What a real PQC patent claims
Consider the granted patent US11533175B1, "Systems and methods for post-quantum cryptography on a smartcard," assigned to Wells Fargo Bank, N.A., with a January 30, 2020 priority date and a December 20, 2022 grant. Its independent claim 1 reads: "A system for post-quantum cryptography (PQC) comprising a PQC smartcard, wherein the PQC smartcard comprises: PQC cryptographic algorithm selection circuitry that selects a PQC cryptographic technique from a set of PQC cryptographic techniques for encrypting the data; and PQC cryptographic circuitry that encrypts data based on a generated set of PQC encryption attributes and the PQC cryptographic technique." Note what is and is not claimed. The claim is not directed to a lattice algorithm; it is directed to a smartcard architecture with selection circuitry that picks a PQC technique from a set, and cryptographic circuitry that performs the encryption. The CPC placement confirms the reading: the patent is classified under G06F 21/602, "Providing cryptographic facilities or services" on a computing device, rather than under the H04L 9 communications-protocol family. The invention, as claimed, is the on-card cryptographic system, with the choice of post-quantum algorithm left open — which is precisely the kind of implementation-and-integration coverage that the public-standard model channels patent filings toward.
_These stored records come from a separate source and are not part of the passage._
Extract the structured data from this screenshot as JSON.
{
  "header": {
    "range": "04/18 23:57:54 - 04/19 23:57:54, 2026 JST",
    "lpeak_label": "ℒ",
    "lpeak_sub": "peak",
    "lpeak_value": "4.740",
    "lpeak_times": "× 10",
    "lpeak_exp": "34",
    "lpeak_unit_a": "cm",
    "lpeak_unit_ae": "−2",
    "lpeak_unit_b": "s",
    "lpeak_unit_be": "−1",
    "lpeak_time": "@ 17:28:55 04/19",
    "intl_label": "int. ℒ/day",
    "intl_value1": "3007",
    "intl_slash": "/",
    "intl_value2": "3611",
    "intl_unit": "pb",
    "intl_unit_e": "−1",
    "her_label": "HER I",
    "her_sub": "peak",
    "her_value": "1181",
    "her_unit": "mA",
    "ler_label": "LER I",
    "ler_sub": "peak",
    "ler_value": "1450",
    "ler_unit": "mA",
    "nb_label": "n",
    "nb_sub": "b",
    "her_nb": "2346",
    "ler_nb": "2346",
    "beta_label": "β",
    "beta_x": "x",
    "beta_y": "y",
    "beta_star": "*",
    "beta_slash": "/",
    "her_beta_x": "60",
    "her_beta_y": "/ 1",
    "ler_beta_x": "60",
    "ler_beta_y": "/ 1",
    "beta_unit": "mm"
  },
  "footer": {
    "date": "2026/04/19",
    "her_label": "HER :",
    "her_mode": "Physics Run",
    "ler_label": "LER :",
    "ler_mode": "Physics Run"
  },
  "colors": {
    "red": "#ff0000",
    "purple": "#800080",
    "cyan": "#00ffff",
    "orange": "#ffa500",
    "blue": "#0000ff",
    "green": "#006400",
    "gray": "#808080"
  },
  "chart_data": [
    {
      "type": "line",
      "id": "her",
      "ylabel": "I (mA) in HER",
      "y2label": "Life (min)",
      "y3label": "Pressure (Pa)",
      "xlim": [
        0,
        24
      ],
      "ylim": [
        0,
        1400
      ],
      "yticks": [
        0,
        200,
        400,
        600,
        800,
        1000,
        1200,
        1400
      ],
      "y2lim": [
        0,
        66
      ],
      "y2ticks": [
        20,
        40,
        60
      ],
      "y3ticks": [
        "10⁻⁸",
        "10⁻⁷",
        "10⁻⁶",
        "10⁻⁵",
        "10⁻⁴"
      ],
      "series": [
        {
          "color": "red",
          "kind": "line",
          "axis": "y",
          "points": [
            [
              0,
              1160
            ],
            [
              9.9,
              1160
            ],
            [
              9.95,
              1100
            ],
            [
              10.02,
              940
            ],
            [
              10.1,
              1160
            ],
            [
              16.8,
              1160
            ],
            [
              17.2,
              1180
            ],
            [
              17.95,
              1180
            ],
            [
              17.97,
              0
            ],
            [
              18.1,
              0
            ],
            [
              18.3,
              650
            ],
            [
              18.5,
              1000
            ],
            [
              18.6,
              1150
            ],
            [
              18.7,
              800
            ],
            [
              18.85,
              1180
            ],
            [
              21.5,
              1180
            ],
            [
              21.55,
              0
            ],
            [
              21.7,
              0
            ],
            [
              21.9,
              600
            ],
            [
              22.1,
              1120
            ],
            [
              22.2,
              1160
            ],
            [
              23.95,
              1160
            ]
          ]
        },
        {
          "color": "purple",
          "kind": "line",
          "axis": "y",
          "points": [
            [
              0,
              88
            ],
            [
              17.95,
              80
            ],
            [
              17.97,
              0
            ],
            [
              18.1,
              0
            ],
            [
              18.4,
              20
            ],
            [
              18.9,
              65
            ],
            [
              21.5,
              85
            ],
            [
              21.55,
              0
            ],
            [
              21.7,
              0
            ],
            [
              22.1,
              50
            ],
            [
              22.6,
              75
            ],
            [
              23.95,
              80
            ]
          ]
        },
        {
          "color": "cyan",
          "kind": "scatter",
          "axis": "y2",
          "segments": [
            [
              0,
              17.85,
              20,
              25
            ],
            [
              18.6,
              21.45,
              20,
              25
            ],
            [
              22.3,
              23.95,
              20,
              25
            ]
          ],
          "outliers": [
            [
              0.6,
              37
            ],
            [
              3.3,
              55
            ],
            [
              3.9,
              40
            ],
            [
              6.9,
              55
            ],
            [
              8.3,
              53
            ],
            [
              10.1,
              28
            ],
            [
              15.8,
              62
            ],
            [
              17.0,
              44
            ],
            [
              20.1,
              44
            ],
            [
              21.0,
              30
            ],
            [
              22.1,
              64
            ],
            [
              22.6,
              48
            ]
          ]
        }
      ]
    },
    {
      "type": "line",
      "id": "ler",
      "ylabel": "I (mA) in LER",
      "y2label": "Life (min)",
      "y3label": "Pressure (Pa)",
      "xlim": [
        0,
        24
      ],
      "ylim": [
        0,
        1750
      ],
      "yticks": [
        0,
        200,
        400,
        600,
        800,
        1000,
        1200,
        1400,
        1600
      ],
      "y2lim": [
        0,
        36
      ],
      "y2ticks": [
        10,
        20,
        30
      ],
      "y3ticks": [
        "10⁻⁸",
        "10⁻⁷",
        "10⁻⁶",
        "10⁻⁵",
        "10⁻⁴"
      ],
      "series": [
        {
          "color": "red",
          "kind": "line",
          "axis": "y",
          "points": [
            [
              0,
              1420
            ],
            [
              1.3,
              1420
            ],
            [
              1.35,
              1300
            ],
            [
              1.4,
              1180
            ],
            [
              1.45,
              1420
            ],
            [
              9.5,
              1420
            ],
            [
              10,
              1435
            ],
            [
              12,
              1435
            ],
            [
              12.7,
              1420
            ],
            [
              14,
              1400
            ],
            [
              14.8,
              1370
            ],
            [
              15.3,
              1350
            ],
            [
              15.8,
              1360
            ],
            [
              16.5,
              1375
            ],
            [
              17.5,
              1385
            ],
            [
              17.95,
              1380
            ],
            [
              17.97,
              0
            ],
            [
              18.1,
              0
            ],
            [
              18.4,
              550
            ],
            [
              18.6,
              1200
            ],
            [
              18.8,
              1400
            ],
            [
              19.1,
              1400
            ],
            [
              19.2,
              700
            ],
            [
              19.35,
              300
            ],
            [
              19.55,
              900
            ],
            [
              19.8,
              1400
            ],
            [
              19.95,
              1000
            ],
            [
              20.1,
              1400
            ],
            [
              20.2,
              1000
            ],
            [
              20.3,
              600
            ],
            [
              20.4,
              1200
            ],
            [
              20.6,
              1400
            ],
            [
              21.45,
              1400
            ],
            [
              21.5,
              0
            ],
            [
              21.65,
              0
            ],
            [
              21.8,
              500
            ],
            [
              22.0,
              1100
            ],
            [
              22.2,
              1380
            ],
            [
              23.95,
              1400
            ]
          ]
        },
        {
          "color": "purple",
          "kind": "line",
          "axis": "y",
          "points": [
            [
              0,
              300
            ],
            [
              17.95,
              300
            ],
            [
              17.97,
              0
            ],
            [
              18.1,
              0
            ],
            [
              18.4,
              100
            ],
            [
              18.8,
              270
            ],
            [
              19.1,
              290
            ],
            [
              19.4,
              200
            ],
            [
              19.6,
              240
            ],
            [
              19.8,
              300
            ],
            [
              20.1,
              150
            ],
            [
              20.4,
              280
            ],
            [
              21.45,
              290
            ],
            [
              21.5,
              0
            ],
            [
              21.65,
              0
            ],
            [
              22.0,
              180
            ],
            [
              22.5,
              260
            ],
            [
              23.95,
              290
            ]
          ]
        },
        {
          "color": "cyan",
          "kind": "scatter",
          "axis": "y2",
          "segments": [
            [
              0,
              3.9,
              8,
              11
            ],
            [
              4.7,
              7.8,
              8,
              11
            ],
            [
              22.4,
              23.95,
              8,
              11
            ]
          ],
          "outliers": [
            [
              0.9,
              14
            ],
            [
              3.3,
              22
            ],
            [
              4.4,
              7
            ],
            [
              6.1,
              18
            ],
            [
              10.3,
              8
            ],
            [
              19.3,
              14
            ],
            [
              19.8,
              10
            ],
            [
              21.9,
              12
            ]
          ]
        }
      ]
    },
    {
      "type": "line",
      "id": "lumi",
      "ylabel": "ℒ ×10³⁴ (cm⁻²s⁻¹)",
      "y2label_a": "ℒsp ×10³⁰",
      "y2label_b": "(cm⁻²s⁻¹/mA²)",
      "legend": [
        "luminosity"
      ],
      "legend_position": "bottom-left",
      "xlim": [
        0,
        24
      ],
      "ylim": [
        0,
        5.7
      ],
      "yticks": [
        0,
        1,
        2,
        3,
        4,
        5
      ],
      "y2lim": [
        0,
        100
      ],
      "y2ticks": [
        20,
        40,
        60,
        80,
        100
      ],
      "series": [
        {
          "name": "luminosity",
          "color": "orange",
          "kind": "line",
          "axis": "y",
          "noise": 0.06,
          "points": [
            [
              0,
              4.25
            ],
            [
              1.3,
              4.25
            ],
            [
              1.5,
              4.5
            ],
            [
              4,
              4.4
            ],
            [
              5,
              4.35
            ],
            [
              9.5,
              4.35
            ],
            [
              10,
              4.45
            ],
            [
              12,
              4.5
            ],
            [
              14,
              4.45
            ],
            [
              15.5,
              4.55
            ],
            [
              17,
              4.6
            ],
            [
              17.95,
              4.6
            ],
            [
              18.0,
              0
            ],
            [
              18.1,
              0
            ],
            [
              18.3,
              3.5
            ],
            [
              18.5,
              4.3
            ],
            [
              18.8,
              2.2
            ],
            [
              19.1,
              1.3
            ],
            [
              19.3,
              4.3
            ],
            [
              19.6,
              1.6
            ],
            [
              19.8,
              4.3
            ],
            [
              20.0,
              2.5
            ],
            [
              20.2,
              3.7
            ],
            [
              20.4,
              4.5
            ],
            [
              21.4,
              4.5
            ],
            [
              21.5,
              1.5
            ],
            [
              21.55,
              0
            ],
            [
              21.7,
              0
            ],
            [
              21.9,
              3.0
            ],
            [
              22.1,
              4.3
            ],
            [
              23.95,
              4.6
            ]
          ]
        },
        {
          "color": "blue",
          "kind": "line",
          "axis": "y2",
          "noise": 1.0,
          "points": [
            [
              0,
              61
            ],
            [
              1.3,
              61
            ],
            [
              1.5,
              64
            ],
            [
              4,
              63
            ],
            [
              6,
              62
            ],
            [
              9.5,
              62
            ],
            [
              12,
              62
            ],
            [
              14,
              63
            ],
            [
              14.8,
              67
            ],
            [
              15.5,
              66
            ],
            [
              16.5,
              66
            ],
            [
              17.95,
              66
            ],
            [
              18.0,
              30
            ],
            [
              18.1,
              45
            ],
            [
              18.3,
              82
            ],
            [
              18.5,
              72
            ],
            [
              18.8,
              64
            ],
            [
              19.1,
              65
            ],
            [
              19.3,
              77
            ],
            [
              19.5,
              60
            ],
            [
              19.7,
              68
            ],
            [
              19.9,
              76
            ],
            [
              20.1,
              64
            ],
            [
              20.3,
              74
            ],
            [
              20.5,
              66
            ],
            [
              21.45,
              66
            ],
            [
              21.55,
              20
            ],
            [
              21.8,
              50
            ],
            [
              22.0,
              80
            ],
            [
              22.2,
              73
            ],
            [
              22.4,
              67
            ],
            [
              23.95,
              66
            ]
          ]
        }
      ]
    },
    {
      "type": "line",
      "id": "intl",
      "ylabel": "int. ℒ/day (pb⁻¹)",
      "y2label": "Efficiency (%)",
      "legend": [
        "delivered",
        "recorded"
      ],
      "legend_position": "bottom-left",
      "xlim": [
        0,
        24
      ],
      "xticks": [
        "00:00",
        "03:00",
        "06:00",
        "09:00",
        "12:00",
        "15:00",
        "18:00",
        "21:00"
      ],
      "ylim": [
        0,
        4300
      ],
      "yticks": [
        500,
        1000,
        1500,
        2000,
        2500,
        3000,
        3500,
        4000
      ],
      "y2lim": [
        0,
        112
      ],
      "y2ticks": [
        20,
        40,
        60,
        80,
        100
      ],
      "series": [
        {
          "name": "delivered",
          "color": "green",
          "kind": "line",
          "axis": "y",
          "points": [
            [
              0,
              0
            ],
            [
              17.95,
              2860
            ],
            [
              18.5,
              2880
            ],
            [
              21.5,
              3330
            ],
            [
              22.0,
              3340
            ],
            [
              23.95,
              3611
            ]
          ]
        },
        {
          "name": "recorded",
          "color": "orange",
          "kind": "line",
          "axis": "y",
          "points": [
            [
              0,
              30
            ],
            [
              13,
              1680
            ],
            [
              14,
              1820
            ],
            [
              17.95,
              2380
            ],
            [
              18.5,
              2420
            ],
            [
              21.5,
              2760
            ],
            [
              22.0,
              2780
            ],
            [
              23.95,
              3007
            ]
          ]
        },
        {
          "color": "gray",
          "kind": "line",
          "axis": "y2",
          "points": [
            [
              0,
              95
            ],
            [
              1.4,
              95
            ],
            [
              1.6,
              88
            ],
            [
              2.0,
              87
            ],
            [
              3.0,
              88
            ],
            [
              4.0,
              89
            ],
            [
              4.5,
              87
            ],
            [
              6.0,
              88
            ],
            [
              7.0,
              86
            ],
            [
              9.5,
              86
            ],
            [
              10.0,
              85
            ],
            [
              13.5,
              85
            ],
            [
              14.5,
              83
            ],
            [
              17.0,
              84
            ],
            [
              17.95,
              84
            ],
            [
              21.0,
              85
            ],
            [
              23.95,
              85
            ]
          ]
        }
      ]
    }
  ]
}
The migration layer is where the filings cluster
Beyond device implementations, a large share of PQC patent activity is directed at the transition problem: how a deployed system moves off classical cryptography without manual rework. The DigiCert publication cluster covered elsewhere on this site is a clear illustration. US20260113205A1, "Seamlessly Transitioning to Post-Quantum Cryptography (PQC) in Digital Certificate Management," is directed to automatically moving an end entity from a current cryptography scheme over one certificate chain to a new scheme over an alternate chain when a certificate is up for reissue. US20250373411A1 is directed to protecting documents already signed with a classical algorithm by re-signing their hash with a PQC private key — wrapping a quantum-vulnerable signature in a quantum-resistant one. And US20250371170A1 is directed to tracking the one-time signatures of stateful hash-based schemes — the Leighton-Micali (LMS) and extended Merkle Signature (XMSS) constructions — on a distributed ledger so that a one-time key is never reused, the central operational hazard of stateful hash-based signatures (a family related to the stateless SLH-DSA of FIPS 205). These are applications, not grants, and their issued scope will be whatever an examiner allows; labeled correctly, they show where the inventive effort sits.
The throughline for reading any "post-quantum patent" headline is the same. The algorithm is probably a public NIST standard, so the patent is almost certainly claiming something else: a hardware path, a key-establishment or key-management scheme, a certificate-migration mechanism, or a hybrid construction that runs a classical and a post-quantum scheme together during the transition. Read the independent claim to find which, check whether the record is a granted patent or a published application, and note the priority date — in a field moving as fast as the PQC standardization timeline, the date that fixes the prior art is often the most load-bearing fact on the page.